Some of those sentenced on Friday, including the media tycoon Jimmy Lai, the labor leader Lee Cheuk-yan and the activist Leung Kwok-hung, who is better known as Long Hair, had already been imprisoned after earlier protest convictions. Two of the sentences, given to the politicians Sin Chung-kai and Richard Tsoi, were suspended for two years.
Fernando Cheung, a pro-democracy former lawmaker, said Friday that “such severe punishments” sent a message of deterrence to the people of Hong Kong days before an annual June 4 vigil to honor the victims of the 1989 Tiananmen Square protests. On Thursday, the Hong Kong police blocked the event for the second year in a row, citing the coronavirus pandemic.

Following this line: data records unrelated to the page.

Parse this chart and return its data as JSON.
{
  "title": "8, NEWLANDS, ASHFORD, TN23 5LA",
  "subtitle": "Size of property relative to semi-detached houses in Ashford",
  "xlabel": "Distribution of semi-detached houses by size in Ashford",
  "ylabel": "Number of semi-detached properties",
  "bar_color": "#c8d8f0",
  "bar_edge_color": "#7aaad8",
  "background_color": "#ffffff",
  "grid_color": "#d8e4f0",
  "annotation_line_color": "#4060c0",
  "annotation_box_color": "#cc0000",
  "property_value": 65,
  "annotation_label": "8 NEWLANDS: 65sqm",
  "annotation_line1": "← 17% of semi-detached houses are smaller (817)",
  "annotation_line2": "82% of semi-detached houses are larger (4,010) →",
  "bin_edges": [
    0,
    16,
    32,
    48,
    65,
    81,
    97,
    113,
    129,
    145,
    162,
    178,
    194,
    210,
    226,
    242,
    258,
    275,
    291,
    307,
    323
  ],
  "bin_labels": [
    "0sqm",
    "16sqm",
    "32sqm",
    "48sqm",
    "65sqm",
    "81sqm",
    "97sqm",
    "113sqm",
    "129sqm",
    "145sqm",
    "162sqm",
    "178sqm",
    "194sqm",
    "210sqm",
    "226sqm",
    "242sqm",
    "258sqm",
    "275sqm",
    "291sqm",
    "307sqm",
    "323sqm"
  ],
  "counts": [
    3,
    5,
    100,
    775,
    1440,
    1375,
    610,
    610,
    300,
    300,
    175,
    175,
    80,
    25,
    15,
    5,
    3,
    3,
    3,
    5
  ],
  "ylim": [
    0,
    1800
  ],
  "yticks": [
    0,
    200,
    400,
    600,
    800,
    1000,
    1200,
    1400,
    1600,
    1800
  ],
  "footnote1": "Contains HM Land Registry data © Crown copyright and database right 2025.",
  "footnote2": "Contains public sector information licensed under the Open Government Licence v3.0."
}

Also on Friday, Hong Kong’s High Court issued an explanation for why it had denied bail to Claudia Mo, a moderate former lawmaker who is among 47 pro-democracy activists charged under a draconian new national security law. Judge Esther Toh cited, among other reasons, “accusations of desperation and loss of human rights and freedom” that Ms. Mo had made in interviews and WhatsApp conversations with journalists from international news organizations, including The New York Times.
Activists, academics and others are increasingly wary of speaking to the foreign news media in Hong Kong, where press freedom is enshrined in the local constitution but under growing threat.
The array of cases against Hong Kong’s pro-democracy activists is part of a broad campaign by the Chinese government to subdue political opposition and constrain the dissent that fueled vast street protests in 2019.
The authorities have been aided in their crackdown by both the security law and more assertive use of what was already on the books.
What is the national security law?
The security law, which Beijing imposed on Hong Kong in June 2020, targets terrorism, subversion, secession and collusion with foreign forces. Its sweeping language, much of which has yet to be tested in courts, gives the authorities new powers to block websites, freeze assets, carry out searches without warrants, dispense with jury trials and hold defendants without bail.
It also allows for defendants in some cases to be tried under mainland law in courts controlled by the ruling Communist Party.